Posted by: g(r)omgoru   2016-08-01 08:21  

#3  Excellent article! Lincoln sought a "new birth." Those in power today seek a final burial and global utopia.

But it was the self-educated frontiersman president who gave the speech whose accents ring down through the ages. Perhaps there is a pattern here to learn from.

Gettysburg Address:

"Four score and seven years ago our fathers brought forth on this continent a new nation, conceived in liberty, and dedicated to the proposition that all men are created equal.

Now we are engaged in a great civil war, testing whether that nation, or any nation so conceived and so dedicated, can long endure. We are met on a great battlefield of that war. We have come to dedicate a portion of that field, as a final resting place for those who here gave their lives that that nation might live. It is altogether fitting and proper that we should do this.

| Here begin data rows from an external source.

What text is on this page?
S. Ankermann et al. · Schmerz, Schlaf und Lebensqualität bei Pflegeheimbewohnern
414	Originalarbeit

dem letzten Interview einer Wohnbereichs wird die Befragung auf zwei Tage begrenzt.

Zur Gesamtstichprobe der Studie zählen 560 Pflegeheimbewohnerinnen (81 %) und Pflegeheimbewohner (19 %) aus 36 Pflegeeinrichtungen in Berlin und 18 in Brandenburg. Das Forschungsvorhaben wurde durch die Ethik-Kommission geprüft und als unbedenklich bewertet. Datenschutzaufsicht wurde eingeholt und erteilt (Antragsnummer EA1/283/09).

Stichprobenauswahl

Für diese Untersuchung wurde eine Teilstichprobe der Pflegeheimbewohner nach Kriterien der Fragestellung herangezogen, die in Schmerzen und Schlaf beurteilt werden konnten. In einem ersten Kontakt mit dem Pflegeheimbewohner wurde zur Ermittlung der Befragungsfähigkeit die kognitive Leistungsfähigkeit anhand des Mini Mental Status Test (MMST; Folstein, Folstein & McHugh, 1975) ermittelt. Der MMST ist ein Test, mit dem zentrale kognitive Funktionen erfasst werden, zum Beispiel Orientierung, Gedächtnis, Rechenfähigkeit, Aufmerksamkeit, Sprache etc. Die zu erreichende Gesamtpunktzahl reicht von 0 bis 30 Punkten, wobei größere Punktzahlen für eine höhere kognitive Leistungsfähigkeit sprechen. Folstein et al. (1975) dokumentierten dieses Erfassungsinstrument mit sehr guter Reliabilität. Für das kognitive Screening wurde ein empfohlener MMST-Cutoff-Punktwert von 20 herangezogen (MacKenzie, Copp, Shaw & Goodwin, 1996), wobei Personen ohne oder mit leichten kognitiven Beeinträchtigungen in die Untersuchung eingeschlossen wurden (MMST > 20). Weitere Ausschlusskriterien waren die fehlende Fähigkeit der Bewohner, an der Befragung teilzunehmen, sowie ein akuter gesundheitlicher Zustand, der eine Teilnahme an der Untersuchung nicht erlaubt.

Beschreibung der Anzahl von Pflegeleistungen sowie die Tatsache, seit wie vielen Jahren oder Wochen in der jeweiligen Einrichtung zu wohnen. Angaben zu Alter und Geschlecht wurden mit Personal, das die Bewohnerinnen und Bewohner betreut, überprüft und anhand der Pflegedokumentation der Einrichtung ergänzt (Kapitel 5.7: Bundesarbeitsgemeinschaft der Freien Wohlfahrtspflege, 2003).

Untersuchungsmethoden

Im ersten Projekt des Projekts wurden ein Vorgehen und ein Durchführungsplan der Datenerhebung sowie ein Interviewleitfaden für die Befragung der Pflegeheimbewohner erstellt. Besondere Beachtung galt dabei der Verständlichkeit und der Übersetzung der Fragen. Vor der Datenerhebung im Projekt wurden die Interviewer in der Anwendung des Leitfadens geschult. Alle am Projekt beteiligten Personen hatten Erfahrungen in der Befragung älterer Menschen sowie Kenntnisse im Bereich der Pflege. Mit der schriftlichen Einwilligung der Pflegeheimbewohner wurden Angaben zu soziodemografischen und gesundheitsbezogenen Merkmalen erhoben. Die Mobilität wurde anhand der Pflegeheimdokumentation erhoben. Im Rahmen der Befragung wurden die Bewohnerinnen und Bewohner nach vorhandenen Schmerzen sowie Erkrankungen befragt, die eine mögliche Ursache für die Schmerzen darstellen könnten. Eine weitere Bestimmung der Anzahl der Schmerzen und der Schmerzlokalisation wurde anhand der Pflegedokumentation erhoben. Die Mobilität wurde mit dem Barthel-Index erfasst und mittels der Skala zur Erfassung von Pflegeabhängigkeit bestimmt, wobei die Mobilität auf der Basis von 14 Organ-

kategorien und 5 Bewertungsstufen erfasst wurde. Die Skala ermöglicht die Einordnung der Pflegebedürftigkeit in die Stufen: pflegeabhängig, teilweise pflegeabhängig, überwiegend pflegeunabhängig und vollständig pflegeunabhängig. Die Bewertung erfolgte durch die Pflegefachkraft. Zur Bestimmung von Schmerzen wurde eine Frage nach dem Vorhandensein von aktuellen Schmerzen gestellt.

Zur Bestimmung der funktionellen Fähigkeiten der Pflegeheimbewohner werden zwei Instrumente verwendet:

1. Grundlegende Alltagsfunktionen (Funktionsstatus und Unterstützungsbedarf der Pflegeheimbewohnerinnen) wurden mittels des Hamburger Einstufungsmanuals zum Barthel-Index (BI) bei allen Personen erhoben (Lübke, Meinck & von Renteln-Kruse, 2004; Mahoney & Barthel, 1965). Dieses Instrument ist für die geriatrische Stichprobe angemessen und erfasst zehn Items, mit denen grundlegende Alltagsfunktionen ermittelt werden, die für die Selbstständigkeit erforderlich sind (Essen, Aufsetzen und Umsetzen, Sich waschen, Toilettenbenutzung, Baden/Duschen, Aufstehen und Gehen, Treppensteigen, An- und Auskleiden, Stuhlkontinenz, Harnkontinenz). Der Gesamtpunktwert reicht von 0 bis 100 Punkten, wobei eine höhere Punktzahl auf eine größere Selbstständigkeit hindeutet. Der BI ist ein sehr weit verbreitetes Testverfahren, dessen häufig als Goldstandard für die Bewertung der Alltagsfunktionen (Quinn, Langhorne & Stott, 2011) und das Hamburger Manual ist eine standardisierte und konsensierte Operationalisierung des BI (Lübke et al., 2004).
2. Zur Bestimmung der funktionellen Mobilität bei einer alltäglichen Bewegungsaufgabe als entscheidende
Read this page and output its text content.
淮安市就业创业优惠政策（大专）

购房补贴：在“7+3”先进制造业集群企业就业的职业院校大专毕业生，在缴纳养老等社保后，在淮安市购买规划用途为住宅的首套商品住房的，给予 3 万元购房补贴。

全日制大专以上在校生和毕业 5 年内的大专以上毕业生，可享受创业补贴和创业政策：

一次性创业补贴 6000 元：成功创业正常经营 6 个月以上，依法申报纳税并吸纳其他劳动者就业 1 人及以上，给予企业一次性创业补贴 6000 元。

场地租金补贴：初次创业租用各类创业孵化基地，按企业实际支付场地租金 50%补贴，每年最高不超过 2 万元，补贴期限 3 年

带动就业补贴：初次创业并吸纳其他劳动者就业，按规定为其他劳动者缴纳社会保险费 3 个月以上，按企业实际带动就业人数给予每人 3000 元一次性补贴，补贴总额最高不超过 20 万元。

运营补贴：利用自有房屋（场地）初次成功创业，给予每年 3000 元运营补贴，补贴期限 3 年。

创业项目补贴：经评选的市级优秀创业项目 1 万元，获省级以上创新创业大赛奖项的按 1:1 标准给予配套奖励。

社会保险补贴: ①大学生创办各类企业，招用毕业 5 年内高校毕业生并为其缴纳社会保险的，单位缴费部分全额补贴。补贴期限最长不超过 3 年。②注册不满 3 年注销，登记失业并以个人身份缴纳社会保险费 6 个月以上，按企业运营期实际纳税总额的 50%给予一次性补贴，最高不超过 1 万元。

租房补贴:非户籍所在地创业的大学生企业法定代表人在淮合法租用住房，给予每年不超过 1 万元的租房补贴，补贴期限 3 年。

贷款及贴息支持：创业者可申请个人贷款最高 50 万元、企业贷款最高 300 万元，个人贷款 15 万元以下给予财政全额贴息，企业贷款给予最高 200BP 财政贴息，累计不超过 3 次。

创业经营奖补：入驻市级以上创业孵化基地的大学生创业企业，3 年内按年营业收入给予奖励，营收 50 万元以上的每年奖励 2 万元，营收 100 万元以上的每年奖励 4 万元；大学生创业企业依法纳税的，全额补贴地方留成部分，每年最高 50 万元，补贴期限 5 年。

But, in a larger sense, we can not dedicate, we can not consecrate, we can not hallow this ground. The brave men, living and dead, who struggled here, have consecrated it, far above our poor power to add or detract. The world will little note, nor long remember what we say here, but it can never forget what they did here. It is for us the living, rather, to be dedicated here to the unfinished work which they who fought here have thus far so nobly advanced. It is rather for us to be here dedicated to the great task remaining before us—that from these honored dead we take increased devotion to that cause for which they gave the last full measure of devotion—that we here highly resolve that these dead shall not have died in vain—that this nation, under God, shall have a new birth of freedom—and that government of the people, by the people, for the people, shall not perish from the earth." Emphasis added.

Posted by: Besoeker   2016-08-01 07:52  

#2  Part of the problem is that they separated the implied link of militia duty and the franchise. The potential to face the need to give the "last full measure of devotion" that had always been part of the 'contract' was abolished by extending the power of the vote to those who would never face the requirement involuntarily. It stop being a right and became a privilege. You reap what you sow.
Posted by: Procopius2k   2016-08-01 06:52  

#1  A class and status society is preferred by exactly the sort of amoral, postmodern, post-Christian women that populate much of America and the decaying West.

They will fight to prevent the reversal. The kind of up-by the bootstrap society that allowed regular guys to prosper and have access to women and a happy family life is not what pampered women who each think of themselves as a goddess deserving of only the very best man want for a social system.

A society with Judeo-Christian social norms and which values lifelong monogamy promotes regular guys having access to women for companionship, sex, and procreation. But to a woman who operates on basic primate mating strategy, this is the worst possible world. It means that it is very difficult to choose between alpha and lesser males. It means she must settle for someone who doesn't have the most alpha of alpha genes. In a highly classist society, even the lowest serving maid has a chance for 15 minutes with the lord of the manor and his genes, and the lord is easily identified.

DNA analysis of some of the first city building agricultural societies indicates that only about one in fifteen or so men ever got to pass on their genes. Monopolization of the women by a well identified ruling class is the reason. Undoubtedly some women protested. Also undoubtedly, many if not most loved this arrangement. To the sort of amoral, self-absorbed woman who can't rise above our baboon-troop ancestors, the arrangement was awesome. Alpha genes to mix with her own for offspring, the material means to raise those kids, and never having to deal with those horrible regular guys who would make great lifelong companions.

If this sounds cynical or overstated to you, perhaps you should open your eyes. The divorce industry is huge in no small way due to this dynamic.